Act One, “The Fat Blue Line” is a “tale taken from real life, and dramatized” by Richard Price, novelist and screenwriter for film and television (including that one show…what’s it called? Oh, right. The Wire.) Now I’m not sure if Ira and Co. posted this on purpose in the aftermath of Gatesgate, but it seems fitting.
In the story, Price describes a ridealong with police in a fake cab who treat Delancey Street in New York as a “fishing hole.” As in, “if someone who has an afro or a ponytail” rides by the cops, they get tailed. Around midnight, the officers see a black man riding a bike with a young white kid sitting on the handlebars. They agree that it “looks fishy,” and stop the man. They separate him from the kid, and question each of them. Price floats between the two conversations.
It’s an absurd tale, sad and funny, and the audience members (and I) laugh through much of it. Until Price gets to the part where the cop questioning the kid tries to ask without asking whether the black man molests him. And then it gets sad and frustrating. I don’t want to give it all away — you should listen to it on the site; the story begins at 8:12 and runs about 12 minutes — but it’s clear that the man’s relationship with the kid is on the up and up. Not that it matters to the police.
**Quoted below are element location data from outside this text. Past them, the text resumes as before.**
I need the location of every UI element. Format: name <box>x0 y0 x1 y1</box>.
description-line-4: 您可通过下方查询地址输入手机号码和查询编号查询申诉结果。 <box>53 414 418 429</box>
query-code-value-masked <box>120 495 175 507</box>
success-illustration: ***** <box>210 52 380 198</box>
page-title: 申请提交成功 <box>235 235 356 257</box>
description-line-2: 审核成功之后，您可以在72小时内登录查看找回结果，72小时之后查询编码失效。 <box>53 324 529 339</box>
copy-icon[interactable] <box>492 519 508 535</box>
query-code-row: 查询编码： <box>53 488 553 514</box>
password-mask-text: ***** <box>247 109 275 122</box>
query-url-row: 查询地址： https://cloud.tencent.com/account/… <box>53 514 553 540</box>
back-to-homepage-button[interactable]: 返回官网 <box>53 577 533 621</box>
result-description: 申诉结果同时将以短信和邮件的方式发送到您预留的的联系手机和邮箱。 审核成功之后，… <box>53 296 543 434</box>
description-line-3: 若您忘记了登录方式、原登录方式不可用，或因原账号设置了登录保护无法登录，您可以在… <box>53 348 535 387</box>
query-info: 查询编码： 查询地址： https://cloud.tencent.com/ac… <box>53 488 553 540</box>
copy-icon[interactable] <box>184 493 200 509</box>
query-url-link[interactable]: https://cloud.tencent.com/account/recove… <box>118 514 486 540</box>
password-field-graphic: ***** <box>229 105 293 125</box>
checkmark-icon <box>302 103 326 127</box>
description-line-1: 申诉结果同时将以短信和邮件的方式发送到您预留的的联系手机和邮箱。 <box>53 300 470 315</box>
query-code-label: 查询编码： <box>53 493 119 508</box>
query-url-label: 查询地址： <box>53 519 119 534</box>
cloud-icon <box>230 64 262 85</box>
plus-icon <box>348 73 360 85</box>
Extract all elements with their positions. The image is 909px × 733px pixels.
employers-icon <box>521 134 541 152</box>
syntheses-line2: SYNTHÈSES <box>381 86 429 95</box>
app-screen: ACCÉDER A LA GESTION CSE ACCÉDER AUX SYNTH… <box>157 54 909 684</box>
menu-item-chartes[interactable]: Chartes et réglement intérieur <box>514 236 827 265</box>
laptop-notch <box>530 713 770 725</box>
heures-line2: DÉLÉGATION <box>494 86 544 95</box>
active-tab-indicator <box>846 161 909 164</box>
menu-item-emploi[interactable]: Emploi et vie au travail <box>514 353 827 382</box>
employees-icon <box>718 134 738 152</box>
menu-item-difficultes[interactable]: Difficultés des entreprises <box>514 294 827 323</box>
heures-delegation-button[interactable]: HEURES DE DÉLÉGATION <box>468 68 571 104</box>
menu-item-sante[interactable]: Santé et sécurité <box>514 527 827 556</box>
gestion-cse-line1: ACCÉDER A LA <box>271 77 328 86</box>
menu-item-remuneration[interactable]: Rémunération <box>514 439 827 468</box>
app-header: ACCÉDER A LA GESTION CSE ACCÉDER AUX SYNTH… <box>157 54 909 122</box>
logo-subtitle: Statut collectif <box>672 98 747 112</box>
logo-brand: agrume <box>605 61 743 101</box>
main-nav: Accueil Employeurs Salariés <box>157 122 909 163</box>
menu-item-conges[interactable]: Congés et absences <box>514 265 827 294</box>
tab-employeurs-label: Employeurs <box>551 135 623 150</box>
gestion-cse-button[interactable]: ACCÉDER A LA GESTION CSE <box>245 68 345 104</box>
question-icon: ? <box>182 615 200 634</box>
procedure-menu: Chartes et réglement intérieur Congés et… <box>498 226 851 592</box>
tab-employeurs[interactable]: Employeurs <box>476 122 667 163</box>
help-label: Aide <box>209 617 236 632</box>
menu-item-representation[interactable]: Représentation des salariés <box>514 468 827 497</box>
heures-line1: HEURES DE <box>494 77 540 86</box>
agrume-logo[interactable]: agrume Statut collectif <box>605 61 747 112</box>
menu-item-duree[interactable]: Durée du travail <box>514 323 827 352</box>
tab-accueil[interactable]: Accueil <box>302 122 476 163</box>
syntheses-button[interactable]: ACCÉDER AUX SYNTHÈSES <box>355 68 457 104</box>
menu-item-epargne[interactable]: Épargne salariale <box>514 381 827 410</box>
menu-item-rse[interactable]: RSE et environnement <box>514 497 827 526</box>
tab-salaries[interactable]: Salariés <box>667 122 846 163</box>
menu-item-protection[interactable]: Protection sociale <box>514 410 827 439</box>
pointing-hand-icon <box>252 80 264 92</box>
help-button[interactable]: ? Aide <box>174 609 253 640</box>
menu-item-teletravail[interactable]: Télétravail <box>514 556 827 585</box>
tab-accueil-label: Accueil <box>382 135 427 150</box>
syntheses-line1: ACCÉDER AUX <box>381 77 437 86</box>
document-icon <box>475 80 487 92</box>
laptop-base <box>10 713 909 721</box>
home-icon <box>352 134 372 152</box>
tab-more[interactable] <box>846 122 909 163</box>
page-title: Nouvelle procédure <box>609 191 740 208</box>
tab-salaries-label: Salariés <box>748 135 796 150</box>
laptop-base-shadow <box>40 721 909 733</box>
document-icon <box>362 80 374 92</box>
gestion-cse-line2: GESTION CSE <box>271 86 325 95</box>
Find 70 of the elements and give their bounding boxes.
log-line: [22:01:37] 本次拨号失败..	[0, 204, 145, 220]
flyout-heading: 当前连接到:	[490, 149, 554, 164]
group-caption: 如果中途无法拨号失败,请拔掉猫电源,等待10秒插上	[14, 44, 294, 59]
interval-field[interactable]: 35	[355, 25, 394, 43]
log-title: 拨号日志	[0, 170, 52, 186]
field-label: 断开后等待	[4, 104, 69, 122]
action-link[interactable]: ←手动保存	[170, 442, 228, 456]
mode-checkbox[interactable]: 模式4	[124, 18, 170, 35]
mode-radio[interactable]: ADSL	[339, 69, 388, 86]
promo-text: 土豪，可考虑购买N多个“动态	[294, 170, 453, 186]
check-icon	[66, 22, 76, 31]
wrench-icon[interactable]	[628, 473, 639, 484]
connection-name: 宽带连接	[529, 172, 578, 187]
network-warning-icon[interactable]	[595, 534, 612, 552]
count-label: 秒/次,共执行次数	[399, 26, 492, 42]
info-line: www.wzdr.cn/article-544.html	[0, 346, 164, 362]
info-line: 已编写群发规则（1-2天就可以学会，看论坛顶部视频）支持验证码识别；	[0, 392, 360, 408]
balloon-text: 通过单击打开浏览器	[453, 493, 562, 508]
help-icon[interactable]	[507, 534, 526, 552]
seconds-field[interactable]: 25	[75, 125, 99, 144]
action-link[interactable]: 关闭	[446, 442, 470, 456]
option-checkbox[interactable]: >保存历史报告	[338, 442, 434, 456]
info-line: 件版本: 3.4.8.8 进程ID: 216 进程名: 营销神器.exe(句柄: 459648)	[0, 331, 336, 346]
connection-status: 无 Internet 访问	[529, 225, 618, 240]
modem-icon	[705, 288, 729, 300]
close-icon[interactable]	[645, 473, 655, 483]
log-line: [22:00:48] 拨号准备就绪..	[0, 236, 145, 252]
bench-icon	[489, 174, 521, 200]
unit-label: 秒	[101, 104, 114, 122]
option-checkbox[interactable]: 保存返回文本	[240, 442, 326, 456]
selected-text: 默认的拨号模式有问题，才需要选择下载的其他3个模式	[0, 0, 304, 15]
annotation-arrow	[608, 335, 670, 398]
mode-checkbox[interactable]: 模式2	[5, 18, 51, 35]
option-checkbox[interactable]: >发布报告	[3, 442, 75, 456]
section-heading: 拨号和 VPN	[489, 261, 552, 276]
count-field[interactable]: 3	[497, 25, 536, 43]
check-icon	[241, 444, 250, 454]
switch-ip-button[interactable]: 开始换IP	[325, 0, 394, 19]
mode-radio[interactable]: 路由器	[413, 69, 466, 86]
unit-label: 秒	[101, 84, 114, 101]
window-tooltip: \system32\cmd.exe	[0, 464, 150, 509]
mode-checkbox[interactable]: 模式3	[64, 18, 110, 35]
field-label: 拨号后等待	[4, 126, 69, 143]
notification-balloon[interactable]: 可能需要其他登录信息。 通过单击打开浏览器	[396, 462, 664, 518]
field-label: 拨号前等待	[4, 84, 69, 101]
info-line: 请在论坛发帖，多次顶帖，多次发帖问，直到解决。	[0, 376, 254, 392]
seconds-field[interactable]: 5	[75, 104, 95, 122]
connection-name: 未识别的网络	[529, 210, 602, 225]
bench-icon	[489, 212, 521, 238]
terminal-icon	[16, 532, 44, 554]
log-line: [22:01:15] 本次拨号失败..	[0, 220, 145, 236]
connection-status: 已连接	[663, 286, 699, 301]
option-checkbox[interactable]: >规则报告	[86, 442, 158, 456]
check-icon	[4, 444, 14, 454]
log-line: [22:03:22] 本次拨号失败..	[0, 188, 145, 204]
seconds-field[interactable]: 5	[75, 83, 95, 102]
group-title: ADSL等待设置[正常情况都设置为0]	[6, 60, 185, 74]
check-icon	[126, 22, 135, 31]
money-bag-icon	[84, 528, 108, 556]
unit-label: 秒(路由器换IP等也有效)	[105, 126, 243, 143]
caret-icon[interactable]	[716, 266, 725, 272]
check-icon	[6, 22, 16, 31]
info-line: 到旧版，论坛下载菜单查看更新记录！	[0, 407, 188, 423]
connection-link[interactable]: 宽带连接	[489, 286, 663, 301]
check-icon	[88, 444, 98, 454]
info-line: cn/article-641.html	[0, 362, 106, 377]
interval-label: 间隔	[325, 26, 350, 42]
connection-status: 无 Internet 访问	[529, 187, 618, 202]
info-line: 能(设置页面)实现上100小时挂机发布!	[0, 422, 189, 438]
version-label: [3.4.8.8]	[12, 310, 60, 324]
This is a clear cut case of racial profiling. And even though the black man in the story did everything the “right” way — his reaction to this episode would please those who would’ve had Henry Louis Gates look at the ground and end every sentence with “yessir, Officer” — his demeanor didn’t ease the cops’ suspicions, and it won’t prevent him from being stopped and questioned and humiliated again for bullshit reasons.